On the one hand, we do ultimately want agents who can grow to understand everything. And we don't want them to stop caring about humans the moment they stop seeing "humans" and start seeing "quivering blobs of cellular machinery".

Another thought is that AIs won't necessarily be as preoccupied with what is "real" as humans sometimes are. Just because an agent realizes that its whole world model is "not sufficiently fundamental" doesn't immediately imply that it discards the prior model wholesale.

comment by Gram_Stone · 2016-01-13T22:25:04.280Z · score: 2 (2 votes) · LW · GW

I wonder if it could be possible to permanently anchor an agent to its original ontology. To specify that the ontology with which it initialized is the perspective that it is required to use when evaluating its utility function. The agent is permitted the build whatever models it needs to build, but it's only allowed to assign value using the primitive concepts.

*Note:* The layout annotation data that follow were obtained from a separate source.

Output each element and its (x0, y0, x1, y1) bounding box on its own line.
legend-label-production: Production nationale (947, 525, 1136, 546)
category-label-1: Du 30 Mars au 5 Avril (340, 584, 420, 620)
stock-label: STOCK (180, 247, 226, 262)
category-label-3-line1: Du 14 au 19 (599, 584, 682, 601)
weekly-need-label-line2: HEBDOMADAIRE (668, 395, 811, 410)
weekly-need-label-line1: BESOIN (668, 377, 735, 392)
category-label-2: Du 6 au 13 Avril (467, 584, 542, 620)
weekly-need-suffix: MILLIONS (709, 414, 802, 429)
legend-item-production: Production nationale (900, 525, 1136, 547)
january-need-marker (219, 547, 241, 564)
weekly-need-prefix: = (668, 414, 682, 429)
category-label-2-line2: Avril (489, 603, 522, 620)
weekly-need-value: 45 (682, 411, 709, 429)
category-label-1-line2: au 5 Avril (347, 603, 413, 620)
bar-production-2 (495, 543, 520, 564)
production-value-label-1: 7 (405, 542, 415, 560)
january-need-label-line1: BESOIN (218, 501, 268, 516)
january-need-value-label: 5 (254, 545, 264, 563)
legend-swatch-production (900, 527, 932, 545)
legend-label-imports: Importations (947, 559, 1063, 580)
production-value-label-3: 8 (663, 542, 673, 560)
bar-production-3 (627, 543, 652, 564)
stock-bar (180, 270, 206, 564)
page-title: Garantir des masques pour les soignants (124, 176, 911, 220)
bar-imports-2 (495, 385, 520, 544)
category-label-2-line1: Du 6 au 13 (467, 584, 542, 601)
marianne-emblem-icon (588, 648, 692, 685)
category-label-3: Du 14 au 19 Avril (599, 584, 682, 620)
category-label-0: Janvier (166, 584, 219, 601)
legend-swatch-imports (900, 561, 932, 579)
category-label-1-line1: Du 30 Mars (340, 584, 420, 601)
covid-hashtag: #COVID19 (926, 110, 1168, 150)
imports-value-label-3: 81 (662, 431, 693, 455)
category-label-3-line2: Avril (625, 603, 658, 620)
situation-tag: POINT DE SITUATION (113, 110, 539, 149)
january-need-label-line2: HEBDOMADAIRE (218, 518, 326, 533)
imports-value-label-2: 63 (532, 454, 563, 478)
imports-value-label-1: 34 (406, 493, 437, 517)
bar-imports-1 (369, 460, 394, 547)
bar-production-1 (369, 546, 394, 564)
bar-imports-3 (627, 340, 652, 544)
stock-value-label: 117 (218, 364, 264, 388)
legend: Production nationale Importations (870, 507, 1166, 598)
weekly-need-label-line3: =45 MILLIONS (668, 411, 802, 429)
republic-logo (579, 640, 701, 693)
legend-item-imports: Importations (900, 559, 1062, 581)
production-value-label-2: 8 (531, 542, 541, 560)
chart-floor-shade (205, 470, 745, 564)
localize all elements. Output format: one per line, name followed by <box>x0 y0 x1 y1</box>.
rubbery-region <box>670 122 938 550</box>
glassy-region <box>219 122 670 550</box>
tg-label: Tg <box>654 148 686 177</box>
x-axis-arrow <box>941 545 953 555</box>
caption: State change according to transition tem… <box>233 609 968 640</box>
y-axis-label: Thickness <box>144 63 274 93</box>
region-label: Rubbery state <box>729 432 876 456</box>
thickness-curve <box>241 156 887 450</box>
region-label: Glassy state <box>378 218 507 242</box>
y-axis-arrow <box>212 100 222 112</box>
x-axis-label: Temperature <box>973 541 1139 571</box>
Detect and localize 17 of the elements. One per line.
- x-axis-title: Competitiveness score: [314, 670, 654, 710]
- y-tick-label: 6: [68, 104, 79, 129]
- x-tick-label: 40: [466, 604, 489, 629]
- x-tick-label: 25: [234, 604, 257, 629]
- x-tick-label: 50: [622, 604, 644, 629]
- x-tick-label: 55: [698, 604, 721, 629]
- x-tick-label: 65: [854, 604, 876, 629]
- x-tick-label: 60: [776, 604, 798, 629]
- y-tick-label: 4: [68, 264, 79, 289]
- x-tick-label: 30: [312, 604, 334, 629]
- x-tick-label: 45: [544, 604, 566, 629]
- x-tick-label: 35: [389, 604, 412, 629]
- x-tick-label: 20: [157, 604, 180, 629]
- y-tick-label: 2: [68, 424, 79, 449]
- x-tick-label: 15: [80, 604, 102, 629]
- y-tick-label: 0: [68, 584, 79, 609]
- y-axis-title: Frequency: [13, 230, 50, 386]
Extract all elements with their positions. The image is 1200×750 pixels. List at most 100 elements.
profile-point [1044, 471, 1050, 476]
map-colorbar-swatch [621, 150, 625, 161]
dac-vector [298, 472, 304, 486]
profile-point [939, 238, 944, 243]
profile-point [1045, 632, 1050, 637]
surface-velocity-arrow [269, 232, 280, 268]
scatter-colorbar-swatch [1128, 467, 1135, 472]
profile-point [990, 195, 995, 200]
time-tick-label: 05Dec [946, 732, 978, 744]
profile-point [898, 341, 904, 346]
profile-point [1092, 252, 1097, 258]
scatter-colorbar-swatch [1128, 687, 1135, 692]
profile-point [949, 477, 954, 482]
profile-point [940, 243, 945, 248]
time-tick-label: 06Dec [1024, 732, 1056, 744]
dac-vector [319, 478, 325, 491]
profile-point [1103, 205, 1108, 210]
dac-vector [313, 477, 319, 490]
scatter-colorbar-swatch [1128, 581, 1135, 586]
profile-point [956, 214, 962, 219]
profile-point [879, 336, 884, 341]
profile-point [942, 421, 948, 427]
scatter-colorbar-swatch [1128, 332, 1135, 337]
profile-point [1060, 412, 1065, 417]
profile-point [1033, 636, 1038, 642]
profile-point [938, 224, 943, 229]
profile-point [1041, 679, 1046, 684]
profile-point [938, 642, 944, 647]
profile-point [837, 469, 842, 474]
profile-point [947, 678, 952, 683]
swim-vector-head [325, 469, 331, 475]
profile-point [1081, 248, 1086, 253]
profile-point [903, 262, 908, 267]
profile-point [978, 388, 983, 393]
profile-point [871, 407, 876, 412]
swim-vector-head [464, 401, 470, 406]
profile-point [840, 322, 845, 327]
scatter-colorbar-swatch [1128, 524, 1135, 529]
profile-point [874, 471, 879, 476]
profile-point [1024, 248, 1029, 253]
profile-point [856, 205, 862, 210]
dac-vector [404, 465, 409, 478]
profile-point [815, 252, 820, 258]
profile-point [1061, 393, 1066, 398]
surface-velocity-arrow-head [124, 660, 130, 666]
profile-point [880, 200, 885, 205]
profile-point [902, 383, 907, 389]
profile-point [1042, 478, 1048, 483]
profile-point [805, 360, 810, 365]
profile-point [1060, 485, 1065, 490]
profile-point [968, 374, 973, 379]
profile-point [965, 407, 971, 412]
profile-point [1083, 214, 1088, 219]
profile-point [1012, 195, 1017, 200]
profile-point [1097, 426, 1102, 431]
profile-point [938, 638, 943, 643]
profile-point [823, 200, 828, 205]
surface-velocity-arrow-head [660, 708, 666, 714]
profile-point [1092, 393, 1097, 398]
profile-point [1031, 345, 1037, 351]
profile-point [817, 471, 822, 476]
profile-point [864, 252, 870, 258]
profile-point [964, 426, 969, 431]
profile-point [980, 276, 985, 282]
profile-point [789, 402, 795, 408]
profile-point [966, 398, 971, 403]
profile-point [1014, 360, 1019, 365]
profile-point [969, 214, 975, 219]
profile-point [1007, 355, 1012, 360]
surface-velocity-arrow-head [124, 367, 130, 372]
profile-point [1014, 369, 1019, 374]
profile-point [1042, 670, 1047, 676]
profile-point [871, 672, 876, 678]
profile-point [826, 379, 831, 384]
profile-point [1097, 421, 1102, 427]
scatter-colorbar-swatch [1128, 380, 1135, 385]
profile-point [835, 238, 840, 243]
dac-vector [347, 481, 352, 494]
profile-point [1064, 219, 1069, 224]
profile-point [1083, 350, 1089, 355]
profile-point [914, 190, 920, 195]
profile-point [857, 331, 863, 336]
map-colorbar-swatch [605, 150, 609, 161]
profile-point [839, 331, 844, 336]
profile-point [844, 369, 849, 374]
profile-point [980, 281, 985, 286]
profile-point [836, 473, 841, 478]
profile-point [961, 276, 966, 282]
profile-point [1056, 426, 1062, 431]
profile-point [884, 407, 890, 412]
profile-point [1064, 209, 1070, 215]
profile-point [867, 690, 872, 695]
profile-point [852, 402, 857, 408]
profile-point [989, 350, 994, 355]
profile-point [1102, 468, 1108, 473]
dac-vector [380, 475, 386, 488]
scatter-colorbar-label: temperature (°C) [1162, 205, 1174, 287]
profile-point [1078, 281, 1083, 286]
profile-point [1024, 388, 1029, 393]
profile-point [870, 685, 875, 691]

That actually seems like what humans do. Human confusions about moral philosophy even seem quite like an ontological crisis in an AI.

comment by Manfred · 2016-01-13T21:55:10.836Z · score: 2 (2 votes) · LW · GW

I think they're a little different - ontological crises can (I think) be resolved naturally if an agent keeps a bunch of labeled data (or labeled-data-equivalent) around to define things by. But out-of-environment behavior can reflect fundamental limits on extrapolation, to which the only solution is more data, not better agents.

Which is to say, in the case of an ontological crisis I don't agree that the regular features are missing - they're just different computations than before.

comment by Tem42 · 2016-01-16T18:31:25.968Z · score: 0 (0 votes) · LW · GW

This is why it is important for us to teach AIs to play games. We have a extensive tool set for practicing temporary rule-switching and goal-switching and we regularly practice counterfactual models with our children. It shouldn't be hard to do the same with an AI, if we just remember to do it.